To simulate the mechanical stresses implants experience during daily activities, the researchers conducted three-point bending cyclic loading tests on the samples. After loading tests, the samples repaired with remote heating exhibited higher pull-out forces, indicating that the method effectively addresses interface loosening under cyclic loading.

6. Animal Experiment Validation

The researchers conducted implantation experiments in porcine femurs, successfully implementing the three-layer bone cement structure. The results showed that the pull-out force of the implant-cement interface after remote heating was comparable to that of the original implant, further validating the feasibility of the method.

Key Results and Conclusions

  1. Thermal Insulation Performance of Aerogel Bone Cement: Aerogel bone cement effectively lowers the temperature at the bone tissue interface, preventing thermal damage.
  2. Effectiveness of Remote Heating Repair: Through high-frequency oscillating magnetic field heating, microcracks at the implant-cement interface were significantly reduced, and interface strength was significantly improved.
  3. Repair Efficacy After Cyclic Loading: Remote heating repair effectively addresses interface loosening under cyclic loading, extending the lifespan of the implant.
  4. Validation Through Animal Experiments: The three-layer bone cement structure and remote heating repair method were successfully applied in porcine femurs, demonstrating clinical feasibility.

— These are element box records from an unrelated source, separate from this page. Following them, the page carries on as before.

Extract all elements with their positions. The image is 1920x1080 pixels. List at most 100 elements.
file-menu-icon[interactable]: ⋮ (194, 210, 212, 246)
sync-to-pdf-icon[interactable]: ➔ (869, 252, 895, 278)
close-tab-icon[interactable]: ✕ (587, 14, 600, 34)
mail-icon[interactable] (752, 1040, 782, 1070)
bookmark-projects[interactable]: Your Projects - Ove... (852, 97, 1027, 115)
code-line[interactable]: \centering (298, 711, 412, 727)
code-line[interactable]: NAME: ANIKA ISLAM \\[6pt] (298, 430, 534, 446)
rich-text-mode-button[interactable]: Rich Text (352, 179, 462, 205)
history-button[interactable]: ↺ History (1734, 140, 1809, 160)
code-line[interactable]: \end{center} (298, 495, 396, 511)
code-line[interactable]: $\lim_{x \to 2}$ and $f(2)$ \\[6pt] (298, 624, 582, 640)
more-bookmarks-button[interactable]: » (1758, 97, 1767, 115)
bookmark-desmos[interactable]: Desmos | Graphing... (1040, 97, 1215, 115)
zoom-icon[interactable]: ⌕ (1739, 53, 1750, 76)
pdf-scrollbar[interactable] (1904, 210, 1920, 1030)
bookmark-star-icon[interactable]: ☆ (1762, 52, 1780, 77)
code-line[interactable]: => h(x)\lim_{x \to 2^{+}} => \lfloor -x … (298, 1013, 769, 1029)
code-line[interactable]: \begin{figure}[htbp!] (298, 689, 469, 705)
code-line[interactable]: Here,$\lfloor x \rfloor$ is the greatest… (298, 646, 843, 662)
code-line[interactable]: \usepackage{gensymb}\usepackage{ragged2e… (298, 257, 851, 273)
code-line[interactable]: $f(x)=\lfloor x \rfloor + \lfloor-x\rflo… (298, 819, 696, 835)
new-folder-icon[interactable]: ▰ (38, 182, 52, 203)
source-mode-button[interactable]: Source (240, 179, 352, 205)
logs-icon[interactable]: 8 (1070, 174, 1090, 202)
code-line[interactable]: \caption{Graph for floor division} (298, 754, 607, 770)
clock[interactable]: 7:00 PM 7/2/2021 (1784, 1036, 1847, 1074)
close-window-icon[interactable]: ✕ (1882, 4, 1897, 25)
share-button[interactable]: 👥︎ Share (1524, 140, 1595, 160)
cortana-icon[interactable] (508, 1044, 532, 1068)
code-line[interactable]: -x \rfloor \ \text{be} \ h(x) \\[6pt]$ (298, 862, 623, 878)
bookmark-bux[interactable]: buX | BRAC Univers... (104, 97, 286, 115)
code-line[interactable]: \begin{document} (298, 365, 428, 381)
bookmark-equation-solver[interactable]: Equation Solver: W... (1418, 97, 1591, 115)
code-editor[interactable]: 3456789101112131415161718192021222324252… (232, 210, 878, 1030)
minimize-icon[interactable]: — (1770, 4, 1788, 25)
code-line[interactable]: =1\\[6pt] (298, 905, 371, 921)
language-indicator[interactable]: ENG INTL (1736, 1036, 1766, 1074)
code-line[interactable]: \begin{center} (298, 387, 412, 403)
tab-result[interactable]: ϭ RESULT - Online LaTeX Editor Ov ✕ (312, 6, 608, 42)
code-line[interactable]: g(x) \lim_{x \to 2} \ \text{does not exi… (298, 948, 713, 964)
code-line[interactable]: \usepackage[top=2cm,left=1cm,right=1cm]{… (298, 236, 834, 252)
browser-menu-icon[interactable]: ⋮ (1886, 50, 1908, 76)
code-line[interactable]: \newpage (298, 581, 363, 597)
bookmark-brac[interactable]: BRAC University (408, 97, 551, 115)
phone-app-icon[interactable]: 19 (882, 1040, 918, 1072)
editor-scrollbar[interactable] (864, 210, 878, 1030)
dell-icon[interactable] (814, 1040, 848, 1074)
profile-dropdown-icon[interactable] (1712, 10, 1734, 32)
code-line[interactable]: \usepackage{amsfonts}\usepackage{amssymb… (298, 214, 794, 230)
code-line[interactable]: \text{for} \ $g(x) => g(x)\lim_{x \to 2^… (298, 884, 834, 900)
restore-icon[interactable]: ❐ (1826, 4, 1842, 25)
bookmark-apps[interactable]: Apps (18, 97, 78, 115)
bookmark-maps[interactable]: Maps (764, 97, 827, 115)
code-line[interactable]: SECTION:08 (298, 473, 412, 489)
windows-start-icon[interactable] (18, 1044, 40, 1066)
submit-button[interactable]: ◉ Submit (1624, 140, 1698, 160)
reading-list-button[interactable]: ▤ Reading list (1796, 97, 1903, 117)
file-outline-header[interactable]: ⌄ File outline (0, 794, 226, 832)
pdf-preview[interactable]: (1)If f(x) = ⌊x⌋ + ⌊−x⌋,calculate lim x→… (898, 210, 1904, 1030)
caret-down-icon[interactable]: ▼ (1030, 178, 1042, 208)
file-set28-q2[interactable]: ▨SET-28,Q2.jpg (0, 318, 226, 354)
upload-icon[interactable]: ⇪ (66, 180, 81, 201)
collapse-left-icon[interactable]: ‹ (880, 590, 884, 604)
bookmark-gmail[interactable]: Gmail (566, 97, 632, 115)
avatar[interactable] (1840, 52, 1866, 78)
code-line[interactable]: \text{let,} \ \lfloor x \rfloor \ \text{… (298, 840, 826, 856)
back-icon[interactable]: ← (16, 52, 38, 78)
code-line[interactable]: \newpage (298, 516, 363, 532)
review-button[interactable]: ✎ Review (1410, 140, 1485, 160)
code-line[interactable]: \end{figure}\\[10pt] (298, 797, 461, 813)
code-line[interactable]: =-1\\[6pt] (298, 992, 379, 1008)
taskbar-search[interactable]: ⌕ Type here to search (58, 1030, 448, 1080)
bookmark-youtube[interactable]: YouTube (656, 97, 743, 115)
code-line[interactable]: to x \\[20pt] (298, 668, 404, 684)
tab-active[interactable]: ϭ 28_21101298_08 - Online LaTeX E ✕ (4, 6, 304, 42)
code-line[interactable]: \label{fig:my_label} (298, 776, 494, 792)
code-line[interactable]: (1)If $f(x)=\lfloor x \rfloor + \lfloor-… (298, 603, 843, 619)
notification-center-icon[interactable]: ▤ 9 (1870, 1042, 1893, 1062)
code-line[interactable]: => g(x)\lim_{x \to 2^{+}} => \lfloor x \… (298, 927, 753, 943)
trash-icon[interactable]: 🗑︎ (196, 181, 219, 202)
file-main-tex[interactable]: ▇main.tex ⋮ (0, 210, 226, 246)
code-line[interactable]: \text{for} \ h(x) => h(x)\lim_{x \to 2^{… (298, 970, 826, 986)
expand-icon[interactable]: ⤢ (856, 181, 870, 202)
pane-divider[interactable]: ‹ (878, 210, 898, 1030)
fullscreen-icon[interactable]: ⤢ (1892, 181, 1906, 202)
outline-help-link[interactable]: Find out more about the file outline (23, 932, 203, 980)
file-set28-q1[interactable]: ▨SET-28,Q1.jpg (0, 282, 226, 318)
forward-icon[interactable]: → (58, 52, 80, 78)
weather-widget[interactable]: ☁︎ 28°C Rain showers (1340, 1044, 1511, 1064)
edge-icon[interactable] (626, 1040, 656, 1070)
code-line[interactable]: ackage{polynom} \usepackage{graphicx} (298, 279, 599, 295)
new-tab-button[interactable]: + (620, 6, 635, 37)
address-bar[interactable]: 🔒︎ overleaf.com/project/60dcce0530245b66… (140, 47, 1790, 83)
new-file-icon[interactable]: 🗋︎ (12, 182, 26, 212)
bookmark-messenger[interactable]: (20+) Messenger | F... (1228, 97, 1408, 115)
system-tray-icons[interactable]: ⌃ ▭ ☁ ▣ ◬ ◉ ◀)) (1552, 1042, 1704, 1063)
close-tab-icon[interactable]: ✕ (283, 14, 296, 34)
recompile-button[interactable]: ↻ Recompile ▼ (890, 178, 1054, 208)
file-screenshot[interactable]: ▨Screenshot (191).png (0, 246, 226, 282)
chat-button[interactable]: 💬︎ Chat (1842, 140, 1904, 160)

Significance and Highlights

  1. Scientific Value: This study is the first to propose a method for repairing the implant-cement interface using aerogel bone cement and remote heating, offering a new solution for the long-term stability of orthopedic implants.
  2. Application Value: The method is minimally invasive, efficient, and safe, significantly reducing patient discomfort and recovery time, with broad clinical application prospects.
  3. Innovation: The research team developed aerogel bone cement and remote heating technology, opening new directions for the design and application of bone cement materials.

Additional Valuable Information

The researchers also suggested that future research directions include optimizing the material properties of aerogel bone cement, developing automated implantation tools, and conducting in vivo animal experiments to further validate the long-term effectiveness and safety of the method. Additionally, this method could be extended to other types of implant repairs, demonstrating broad application potential.